For some reason, I didn't feel this while I had a career.

Starbucks is a great place to feel alive.

Abraham Hicks (check it out on YouTube) has helped me to choose happiness. "I am happy because I want to be happy." I try to set an intention or a feeling of joy before I go to work. It is a very subtle feeling that I find before work. But after work, the happy feeling was 100 times more than my pre-paving. Obviously felt, and I still feel it now hours later.

I even got to teach it today. One of the guys likes to say he is only plastering on his happy face and doesn't really feel happy. I told him it was up to him and didn't buy into the culture of not being happy or not wanting to be at work.

I like feeling happy. I have decided to feel happy. And so I feel happy.

I also love myself now. Growing up in an alcoholic home, there was no chance of being taught how to love yourself, regardless of the other people. Abraham Hicks helped with this also.

Most humans, talking the first worlders now, aren't happy. I wasn't happy for most of my life even with an engineering career. I wasn't really alive either. I mainly survived each workday, could hardly wait to leave. I didn't know how to be alive and didn't know how to choose how I feel. Is there something about today's white collar corporate or financial jobs that makes this very difficult? While working at Starbucks makes this very easy?

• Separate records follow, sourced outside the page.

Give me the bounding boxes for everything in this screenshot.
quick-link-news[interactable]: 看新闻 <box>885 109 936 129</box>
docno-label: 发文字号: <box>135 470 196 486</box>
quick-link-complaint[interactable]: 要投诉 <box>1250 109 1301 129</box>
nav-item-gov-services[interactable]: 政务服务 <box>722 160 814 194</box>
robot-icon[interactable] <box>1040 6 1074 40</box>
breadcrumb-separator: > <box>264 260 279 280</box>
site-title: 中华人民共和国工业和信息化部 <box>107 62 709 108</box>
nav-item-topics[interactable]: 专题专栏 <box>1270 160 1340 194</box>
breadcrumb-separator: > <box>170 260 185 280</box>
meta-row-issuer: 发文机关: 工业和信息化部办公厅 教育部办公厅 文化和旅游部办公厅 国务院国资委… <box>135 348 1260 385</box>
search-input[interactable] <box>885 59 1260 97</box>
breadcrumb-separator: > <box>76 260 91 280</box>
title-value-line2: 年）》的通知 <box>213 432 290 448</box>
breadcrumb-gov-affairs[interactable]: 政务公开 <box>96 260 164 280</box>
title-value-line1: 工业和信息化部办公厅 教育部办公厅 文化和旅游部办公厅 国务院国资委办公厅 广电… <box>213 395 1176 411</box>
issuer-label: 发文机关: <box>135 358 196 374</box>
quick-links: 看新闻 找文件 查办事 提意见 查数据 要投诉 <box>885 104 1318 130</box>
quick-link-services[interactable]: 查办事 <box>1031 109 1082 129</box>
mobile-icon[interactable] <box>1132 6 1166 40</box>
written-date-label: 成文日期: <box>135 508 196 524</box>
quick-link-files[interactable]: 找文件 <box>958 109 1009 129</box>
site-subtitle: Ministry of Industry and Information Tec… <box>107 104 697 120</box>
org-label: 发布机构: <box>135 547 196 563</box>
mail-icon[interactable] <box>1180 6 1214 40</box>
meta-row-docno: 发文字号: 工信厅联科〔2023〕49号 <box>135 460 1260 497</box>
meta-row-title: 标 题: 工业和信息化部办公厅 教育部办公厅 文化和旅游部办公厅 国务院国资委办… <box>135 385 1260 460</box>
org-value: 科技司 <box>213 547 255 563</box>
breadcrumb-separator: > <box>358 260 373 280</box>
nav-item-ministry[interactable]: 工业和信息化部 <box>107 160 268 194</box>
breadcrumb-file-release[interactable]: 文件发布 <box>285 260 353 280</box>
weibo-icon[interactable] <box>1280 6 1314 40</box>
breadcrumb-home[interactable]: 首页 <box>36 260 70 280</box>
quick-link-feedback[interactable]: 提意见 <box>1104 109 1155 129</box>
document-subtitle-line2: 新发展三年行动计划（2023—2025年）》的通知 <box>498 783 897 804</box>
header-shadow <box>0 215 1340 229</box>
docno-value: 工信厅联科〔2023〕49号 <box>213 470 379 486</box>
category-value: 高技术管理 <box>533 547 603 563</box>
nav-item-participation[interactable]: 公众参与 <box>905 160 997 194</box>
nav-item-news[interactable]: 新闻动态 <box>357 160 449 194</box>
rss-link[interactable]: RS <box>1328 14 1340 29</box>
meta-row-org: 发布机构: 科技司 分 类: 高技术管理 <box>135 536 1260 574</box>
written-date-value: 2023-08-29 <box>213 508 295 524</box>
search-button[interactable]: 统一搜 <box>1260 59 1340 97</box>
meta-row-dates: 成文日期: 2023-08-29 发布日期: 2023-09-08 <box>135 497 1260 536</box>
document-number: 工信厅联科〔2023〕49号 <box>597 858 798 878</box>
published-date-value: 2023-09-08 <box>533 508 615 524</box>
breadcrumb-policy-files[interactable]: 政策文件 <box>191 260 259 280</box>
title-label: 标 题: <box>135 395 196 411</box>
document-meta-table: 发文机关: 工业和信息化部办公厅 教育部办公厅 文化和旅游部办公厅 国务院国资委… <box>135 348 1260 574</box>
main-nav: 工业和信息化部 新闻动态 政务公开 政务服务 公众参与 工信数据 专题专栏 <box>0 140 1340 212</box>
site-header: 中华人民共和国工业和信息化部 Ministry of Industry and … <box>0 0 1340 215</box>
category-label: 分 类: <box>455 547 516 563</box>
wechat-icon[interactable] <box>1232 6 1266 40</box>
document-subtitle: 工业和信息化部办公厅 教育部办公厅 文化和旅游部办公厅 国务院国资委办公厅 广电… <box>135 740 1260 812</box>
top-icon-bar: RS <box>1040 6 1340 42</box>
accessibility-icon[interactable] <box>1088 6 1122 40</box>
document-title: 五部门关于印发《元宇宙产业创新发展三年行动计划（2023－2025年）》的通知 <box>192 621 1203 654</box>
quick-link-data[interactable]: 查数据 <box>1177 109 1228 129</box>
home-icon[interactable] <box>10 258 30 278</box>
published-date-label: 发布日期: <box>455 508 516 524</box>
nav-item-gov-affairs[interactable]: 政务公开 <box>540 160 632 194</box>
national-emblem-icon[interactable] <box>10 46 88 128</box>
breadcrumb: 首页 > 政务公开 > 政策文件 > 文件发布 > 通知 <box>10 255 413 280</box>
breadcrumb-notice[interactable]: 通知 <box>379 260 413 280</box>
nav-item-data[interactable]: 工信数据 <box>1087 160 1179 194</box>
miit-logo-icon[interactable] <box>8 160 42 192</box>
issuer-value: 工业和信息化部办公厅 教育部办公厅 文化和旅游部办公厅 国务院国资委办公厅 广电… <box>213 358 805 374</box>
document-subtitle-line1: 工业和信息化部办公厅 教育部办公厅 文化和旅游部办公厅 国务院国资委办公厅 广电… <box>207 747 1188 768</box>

It could have something to do with sitting at a desk for eight hours staring at a computer. That could be why there is a FIRE (Financial Independence Retire Early) movement. These FIRE  people know they hate their white collar jobs, but these are the jobs that pay alot. So, save your money and get out as soon as you can.

In other news:
Monday I ran very fast for 13.25 miles.
Tuesday I did a slow 13 miles.
Wednesday rode the elliptical for 35 minutes. And worked.
Thursday I hill walked for 7 miles. And worked
Friday I ran medium speed 10 miles.
Saturday I rode the elliptical for 50 minutes and lifted weights. And worked.